# Umwelt sticker



## hogan (Oct 31, 2006)

I am planning my yearly trip back to good old Blighty. We will be coming through Luxembourg into Germany visiting Trier then along the Mossel valley to Koblenze then across to Belgium.
My question is will I have to get a Umwelt sticker I do not intend to visit any city centers other than Trier and Koblenze.


----------



## chasper (Apr 20, 2008)

I did not get one and i did all those places a couple of weeks ago. Chasper


----------



## bobandjane (Dec 29, 2007)

Hi hogan, We have just changed vans, and got another Umwelt sticker. Although we kept the same reg, but we find it easier to get one than not. Just send the form off with 5 euro note, job done because you never know you may end up in a zone and get a 40 euro fine. I do go on a German website and know they are against it in Germany. But it stands at the moment, and odds are any vans not German Registered are easy pickings with on the spot fines. ( A bit like Spain ) We will be in Germany for 8 weeks from 3rd September.  Bob.


----------



## ob1 (Sep 25, 2007)

Strickly speaking you will not need one if you are only going to visit Trier and Koblenz and it is a one off visit to Germany.

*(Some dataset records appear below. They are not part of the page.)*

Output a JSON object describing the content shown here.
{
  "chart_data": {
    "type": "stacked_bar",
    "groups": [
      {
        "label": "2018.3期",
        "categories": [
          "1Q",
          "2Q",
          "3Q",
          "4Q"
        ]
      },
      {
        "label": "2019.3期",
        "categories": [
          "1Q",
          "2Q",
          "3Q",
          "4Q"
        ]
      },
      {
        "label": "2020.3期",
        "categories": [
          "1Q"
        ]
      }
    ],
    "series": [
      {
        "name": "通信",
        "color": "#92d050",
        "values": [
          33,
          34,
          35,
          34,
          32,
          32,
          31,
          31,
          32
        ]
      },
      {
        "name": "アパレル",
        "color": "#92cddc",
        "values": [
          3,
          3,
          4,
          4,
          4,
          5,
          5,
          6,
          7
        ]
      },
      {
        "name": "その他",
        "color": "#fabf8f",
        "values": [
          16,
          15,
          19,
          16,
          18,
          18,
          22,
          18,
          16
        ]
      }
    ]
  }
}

However, as Bob says you might as well get one should you intend visiting more often, especially in view of the small cost.

Incidentally, I decided to purchase one whilst in Cochem in June - strange what one does when on holiday! However, the local issuing office got in such a state with their computer that I made my excuses and left them to it. I should have applied over the web I know.

Ron


----------



## hogan (Oct 31, 2006)

bobandjane said:


> Hi hogan, We have just changed vans, and got another Umwelt sticker. Although we kept the same reg, but we find it easier to get one than not. Just send the form off with 5 euro note, job done because you never know you may end up in a zone and get a 40 euro fine. I do go on a German website and know they are against it in Germany. But it stands at the moment, and odds are any vans not German Registered are easy pickings with on the spot fines. ( A bit like Spain ) We will be in Germany for 8 weeks from 3rd September.  Bob.


Thanks for your reply but where do I get the form from ?


----------



## bobandjane (Dec 29, 2007)

Hi, Jane has been pulling her hair out looking for this: 

https://formular.stadt-koeln.de/formular/feinstaubplakette/index.html

Where it says upload file: Leave blank. Photo copy your documents and send a 5 euro note.

And send to:

Stadt Koln
Kfz - Zulassungsstelle
Max - Glomsda - Strabe 4
51105 Koln, Germany

Thats all there is to it. :lol: Bob.


----------



## bobandjane (Dec 29, 2007)

Hi, Diesen Pfosten gerade stoßen 8O 

For anyone that missed it, and want a sticker, this is the cheapest and best way to get one........... :lol: Bob.


----------



## CJSinn (May 1, 2005)

do you know how long it will take to come through? I've only just found out about this and we're planning on going away Sept 9th, or so (not that we've booked the ferry yet)....

is it worth uploading the file rather than posting it, or is the problem/bank charges with getting the €5 to them?

not sure if we'll actually be going into the towns but better safe than sorry


----------



## chasper (Apr 20, 2008)

As a matter of interest how long are they valid for? Chasper.


----------



## CJSinn (May 1, 2005)

as long as you have the vehicle i believe


----------